In summary, understanding and selecting a crediting method for fixed index annuities is very important. Terms can vary from one year to ten years so proper retirement planning is necessary. Make sure your agent clearly explains all the options that are available.
Non Qualified Annuity vs Qualified Annuity
Most annuities are technically non qualified annuity contracts, but if they are used to fund a qualified annuity account, they become qualified and any additional funds that are added must also be qualified. What exactly does qualified mean? Qualified annuity funds are funds that are placed in an Internal Revenue Service approved tax deferred annuity account. Qualified funds are pre tax dollars that are invested in a retirement program such as a traditional Individual Retirement Account, a Roth IRA, a simplified employee pension plan or an employer sponsored plan such as a 401(K).

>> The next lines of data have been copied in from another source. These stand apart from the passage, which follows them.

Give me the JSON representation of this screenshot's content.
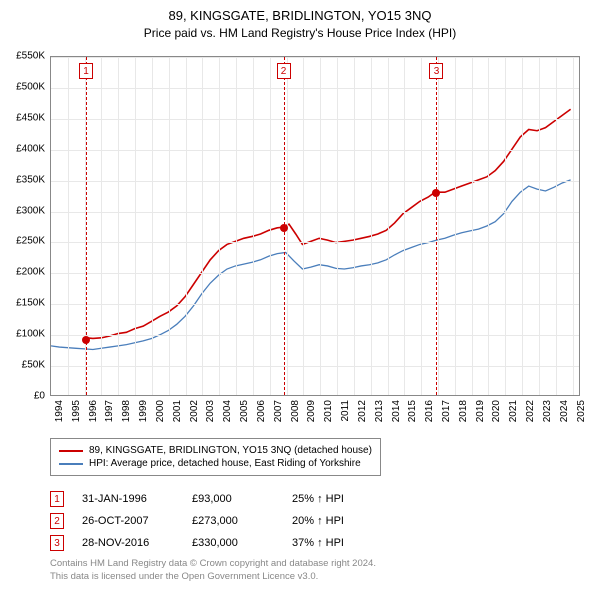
{
  "title": "89, KINGSGATE, BRIDLINGTON, YO15 3NQ",
  "subtitle": "Price paid vs. HM Land Registry's House Price Index (HPI)",
  "chart": {
    "type": "line",
    "background_color": "#ffffff",
    "grid_color": "#e8e8e8",
    "axis_color": "#888888",
    "xlim": [
      1994,
      2025.5
    ],
    "ylim": [
      0,
      550000
    ],
    "ytick_step": 50000,
    "xtick_step": 1,
    "yticks": [
      "£0",
      "£50K",
      "£100K",
      "£150K",
      "£200K",
      "£250K",
      "£300K",
      "£350K",
      "£400K",
      "£450K",
      "£500K",
      "£550K"
    ],
    "xticks": [
      "1994",
      "1995",
      "1996",
      "1997",
      "1998",
      "1999",
      "2000",
      "2001",
      "2002",
      "2003",
      "2004",
      "2005",
      "2006",
      "2007",
      "2008",
      "2009",
      "2010",
      "2011",
      "2012",
      "2013",
      "2014",
      "2015",
      "2016",
      "2017",
      "2018",
      "2019",
      "2020",
      "2021",
      "2022",
      "2023",
      "2024",
      "2025"
    ],
    "series": [
      {
        "name": "subject",
        "color": "#cc0000",
        "line_width": 1.6,
        "points": [
          [
            1996.08,
            93000
          ],
          [
            1996.5,
            92000
          ],
          [
            1997,
            93000
          ],
          [
            1997.5,
            96000
          ],
          [
            1998,
            100000
          ],
          [
            1998.5,
            102000
          ],
          [
            1999,
            108000
          ],
          [
            1999.5,
            112000
          ],
          [
            2000,
            120000
          ],
          [
            2000.5,
            128000
          ],
          [
            2001,
            135000
          ],
          [
            2001.5,
            145000
          ],
          [
            2002,
            160000
          ],
          [
            2002.5,
            180000
          ],
          [
            2003,
            200000
          ],
          [
            2003.5,
            220000
          ],
          [
            2004,
            235000
          ],
          [
            2004.5,
            245000
          ],
          [
            2005,
            250000
          ],
          [
            2005.5,
            255000
          ],
          [
            2006,
            258000
          ],
          [
            2006.5,
            262000
          ],
          [
            2007,
            268000
          ],
          [
            2007.5,
            272000
          ],
          [
            2007.82,
            273000
          ],
          [
            2008.2,
            278000
          ],
          [
            2008.6,
            262000
          ],
          [
            2009,
            245000
          ],
          [
            2009.5,
            250000
          ],
          [
            2010,
            255000
          ],
          [
            2010.5,
            252000
          ],
          [
            2011,
            248000
          ],
          [
            2011.5,
            250000
          ],
          [
            2012,
            252000
          ],
          [
            2012.5,
            255000
          ],
          [
            2013,
            258000
          ],
          [
            2013.5,
            262000
          ],
          [
            2014,
            268000
          ],
          [
            2014.5,
            280000
          ],
          [
            2015,
            295000
          ],
          [
            2015.5,
            305000
          ],
          [
            2016,
            315000
          ],
          [
            2016.5,
            322000
          ],
          [
            2016.91,
            330000
          ],
          [
            2017.5,
            330000
          ],
          [
            2018,
            335000
          ],
          [
            2018.5,
            340000
          ],
          [
            2019,
            345000
          ],
          [
            2019.5,
            350000
          ],
          [
            2020,
            355000
          ],
          [
            2020.5,
            365000
          ],
          [
            2021,
            380000
          ],
          [
            2021.5,
            400000
          ],
          [
            2022,
            420000
          ],
          [
            2022.5,
            432000
          ],
          [
            2023,
            430000
          ],
          [
            2023.5,
            435000
          ],
          [
            2024,
            445000
          ],
          [
            2024.5,
            455000
          ],
          [
            2025,
            465000
          ]
        ]
      },
      {
        "name": "hpi",
        "color": "#4a7ebb",
        "line_width": 1.3,
        "points": [
          [
            1994,
            80000
          ],
          [
            1994.5,
            78000
          ],
          [
            1995,
            77000
          ],
          [
            1995.5,
            76000
          ],
          [
            1996,
            75000
          ],
          [
            1996.5,
            74000
          ],
          [
            1997,
            76000
          ],
          [
            1997.5,
            78000
          ],
          [
            1998,
            80000
          ],
          [
            1998.5,
            82000
          ],
          [
            1999,
            85000
          ],
          [
            1999.5,
            88000
          ],
          [
            2000,
            92000
          ],
          [
            2000.5,
            98000
          ],
          [
            2001,
            105000
          ],
          [
            2001.5,
            115000
          ],
          [
            2002,
            128000
          ],
          [
            2002.5,
            145000
          ],
          [
            2003,
            165000
          ],
          [
            2003.5,
            182000
          ],
          [
            2004,
            195000
          ],
          [
            2004.5,
            205000
          ],
          [
            2005,
            210000
          ],
          [
            2005.5,
            213000
          ],
          [
            2006,
            216000
          ],
          [
            2006.5,
            220000
          ],
          [
            2007,
            226000
          ],
          [
            2007.5,
            230000
          ],
          [
            2008,
            232000
          ],
          [
            2008.5,
            218000
          ],
          [
            2009,
            205000
          ],
          [
            2009.5,
            208000
          ],
          [
            2010,
            212000
          ],
          [
            2010.5,
            210000
          ],
          [
            2011,
            206000
          ],
          [
            2011.5,
            205000
          ],
          [
            2012,
            207000
          ],
          [
            2012.5,
            210000
          ],
          [
            2013,
            212000
          ],
          [
            2013.5,
            215000
          ],
          [
            2014,
            220000
          ],
          [
            2014.5,
            228000
          ],
          [
            2015,
            235000
          ],
          [
            2015.5,
            240000
          ],
          [
            2016,
            245000
          ],
          [
            2016.5,
            248000
          ],
          [
            2017,
            252000
          ],
          [
            2017.5,
            255000
          ],
          [
            2018,
            260000
          ],
          [
            2018.5,
            264000
          ],
          [
            2019,
            267000
          ],
          [
            2019.5,
            270000
          ],
          [
            2020,
            275000
          ],
          [
            2020.5,
            282000
          ],
          [
            2021,
            295000
          ],
          [
            2021.5,
            315000
          ],
          [
            2022,
            330000
          ],
          [
            2022.5,
            340000
          ],
          [
            2023,
            335000
          ],
          [
            2023.5,
            332000
          ],
          [
            2024,
            338000
          ],
          [
            2024.5,
            345000
          ],
          [
            2025,
            350000
          ]
        ]
      }
    ],
    "sale_lines": [
      {
        "num": "1",
        "year_frac": 1996.08
      },
      {
        "num": "2",
        "year_frac": 2007.82
      },
      {
        "num": "3",
        "year_frac": 2016.91
      }
    ],
    "sale_dots": [
      {
        "year_frac": 1996.08,
        "value": 93000
      },
      {
        "year_frac": 2007.82,
        "value": 273000
      },
      {
        "year_frac": 2016.91,
        "value": 330000
      }
    ],
    "tick_fontsize": 10,
    "title_fontsize": 13,
    "subtitle_fontsize": 12
  },
  "legend": {
    "items": [
      {
        "color": "#cc0000",
        "label": "89, KINGSGATE, BRIDLINGTON, YO15 3NQ (detached house)"
      },
      {
        "color": "#4a7ebb",
        "label": "HPI: Average price, detached house, East Riding of Yorkshire"
      }
    ]
  },
  "sales_table": {
    "arrow_glyph": "↑",
    "hpi_label": "HPI",
    "rows": [
      {
        "num": "1",
        "date": "31-JAN-1996",
        "price": "£93,000",
        "diff_pct": "25%"
      },
      {
        "num": "2",
        "date": "26-OCT-2007",
        "price": "£273,000",
        "diff_pct": "20%"
      },
      {
        "num": "3",
        "date": "28-NOV-2016",
        "price": "£330,000",
        "diff_pct": "37%"
      }
    ]
  },
  "attribution": {
    "line1": "Contains HM Land Registry data © Crown copyright and database right 2024.",
    "line2": "This data is licensed under the Open Government Licence v3.0."
  }
}
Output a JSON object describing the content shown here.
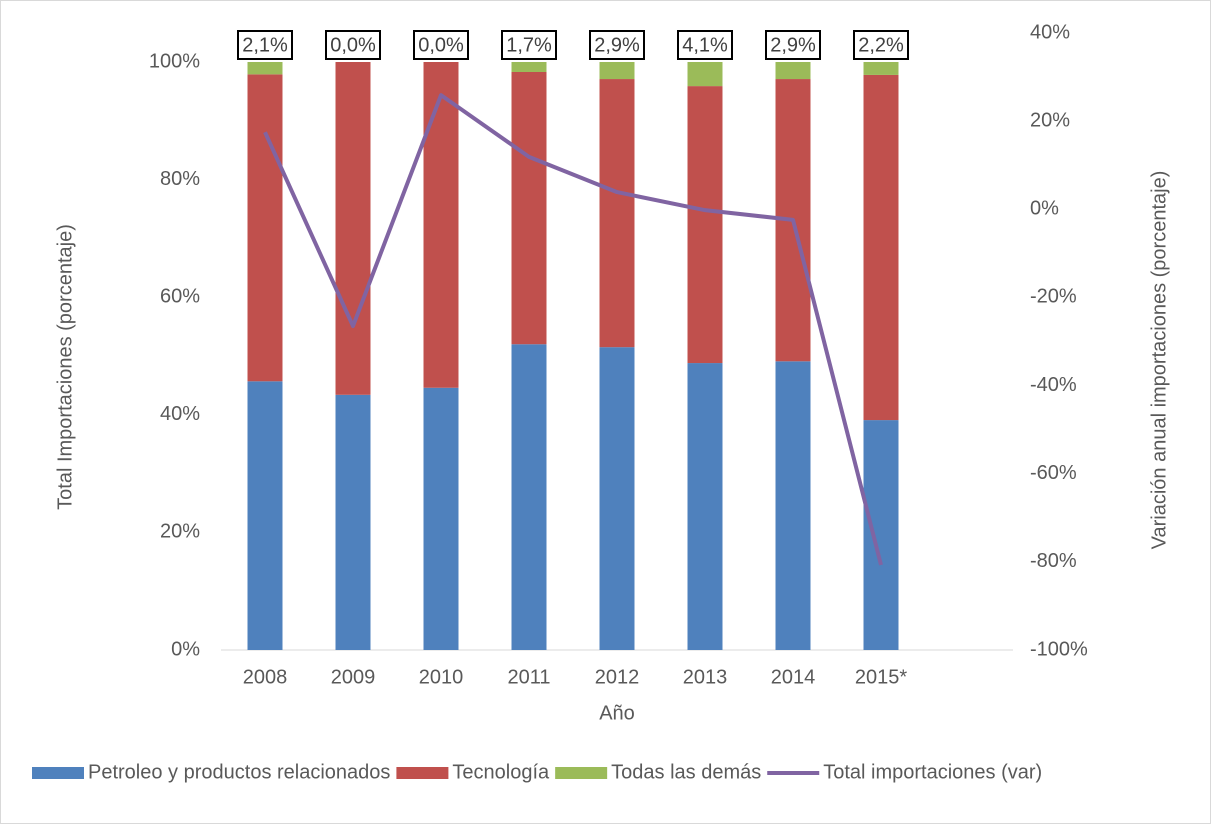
{
  "chart_data": {
    "type": "bar",
    "xlabel": "Año",
    "ylabel": "Total Importaciones (porcentaje)",
    "y2label": "Variación anual importaciones (porcentaje)",
    "categories": [
      "2008",
      "2009",
      "2010",
      "2011",
      "2012",
      "2013",
      "2014",
      "2015*"
    ],
    "stacked": true,
    "series": [
      {
        "name": "Petroleo y productos relacionados",
        "color": "#4f81bd",
        "values": [
          45.7,
          43.4,
          44.6,
          52.0,
          51.5,
          48.8,
          49.1,
          39.1
        ]
      },
      {
        "name": "Tecnología",
        "color": "#c0504d",
        "values": [
          52.2,
          56.6,
          55.4,
          46.3,
          45.6,
          47.1,
          48.0,
          58.7
        ]
      },
      {
        "name": "Todas las demás",
        "color": "#9bbb59",
        "values": [
          2.1,
          0.0,
          0.0,
          1.7,
          2.9,
          4.1,
          2.9,
          2.2
        ],
        "value_labels": [
          "2,1%",
          "0,0%",
          "0,0%",
          "1,7%",
          "2,9%",
          "4,1%",
          "2,9%",
          "2,2%"
        ]
      },
      {
        "name": "Total importaciones (var)",
        "color": "#8064a2",
        "type": "line",
        "axis": "y2",
        "values": [
          17.5,
          -26.5,
          25.9,
          11.9,
          3.9,
          -0.2,
          -2.4,
          -80.7
        ]
      }
    ],
    "ylim": [
      0,
      100
    ],
    "yticks": [
      {
        "value": 0,
        "label": "0%"
      },
      {
        "value": 20,
        "label": "20%"
      },
      {
        "value": 40,
        "label": "40%"
      },
      {
        "value": 60,
        "label": "60%"
      },
      {
        "value": 80,
        "label": "80%"
      },
      {
        "value": 100,
        "label": "100%"
      }
    ],
    "y2lim": [
      -100,
      40
    ],
    "y2ticks": [
      {
        "value": -100,
        "label": "-100%"
      },
      {
        "value": -80,
        "label": "-80%"
      },
      {
        "value": -60,
        "label": "-60%"
      },
      {
        "value": -40,
        "label": "-40%"
      },
      {
        "value": -20,
        "label": "-20%"
      },
      {
        "value": 0,
        "label": "0%"
      },
      {
        "value": 20,
        "label": "20%"
      },
      {
        "value": 40,
        "label": "40%"
      }
    ],
    "legend": "bottom"
  }
}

Non qualified funds are monies that have already been taxed and are invested as after tax dollars.
Any funds that are placed in a qualified index annuity account must be generated from earned income. These contributions are often tax deductible and can lower the annuity owners current taxes. Non-qualified funds can be from the sale of a home, an inheritance or funds from a savings account or mutual funds. Qualified funds are usually distributed after the owner retires and the owner controls when the withdrawals are made and the taxes are paid. In past times, the owner would usually be in a lower tax bracket so the taxes would be less. In our current economic environment, taxes will probably have to be raised so an owner may not always be in a lower tax bracket after retirement.
Money in a qualified or non qualified annuity can not normally be withdrawn before age 59 ½ without incurring a penalty. There are exceptions such as medical hardship but consult with a tax professional before withdrawing the money. The withdrawal is irrevocable and if it is not rolled over within 60 days, it is fully taxable. Direct transfers are allowed between retirement account trustees without any tax consequences. However, surrender charges could apply. Check the contract language for charges before doing a direct rollover.
Some financial planners suggest it is not wise to use an annuity to fund a retirement account because it is redundant. The earnings of the non qualified annuity are already tax deferred and so are the earnings of a retirement account such as an IRA. However, because the annuity usually offers a higher yield, no stock market risk, financial security and limited liquidity it makes sense to fund a retirement account with an annuity.
An employer who wishes to set up a retirement plan for employees must get the plan “tax qualified” by the IRS if he wishes for the contributions to the account to tax tax deductible. The IRS must approve a sample plan and a trustee must be established to handle the plan. The employer can be the trustee or he can choose a financial institution or a plan administrator to be the trustee. In all cases, the employer still has a fiduciary responsibility to the employees. A vesting schedule must also be set up with the plan. The vesting schedule shows the ownership rights the employees have to the plans assets depending on how long they have been employed. In most plans, the employer and the employee can make contributions to the employee’s accounts.
In summary, a qualified annuity or a non qualified annuity can be used to fund a retirement account. The difference in the account is the tax treatment of the contributions and the withdrawals. The annuity usually offers higher rates, lower risk and limited liquidity.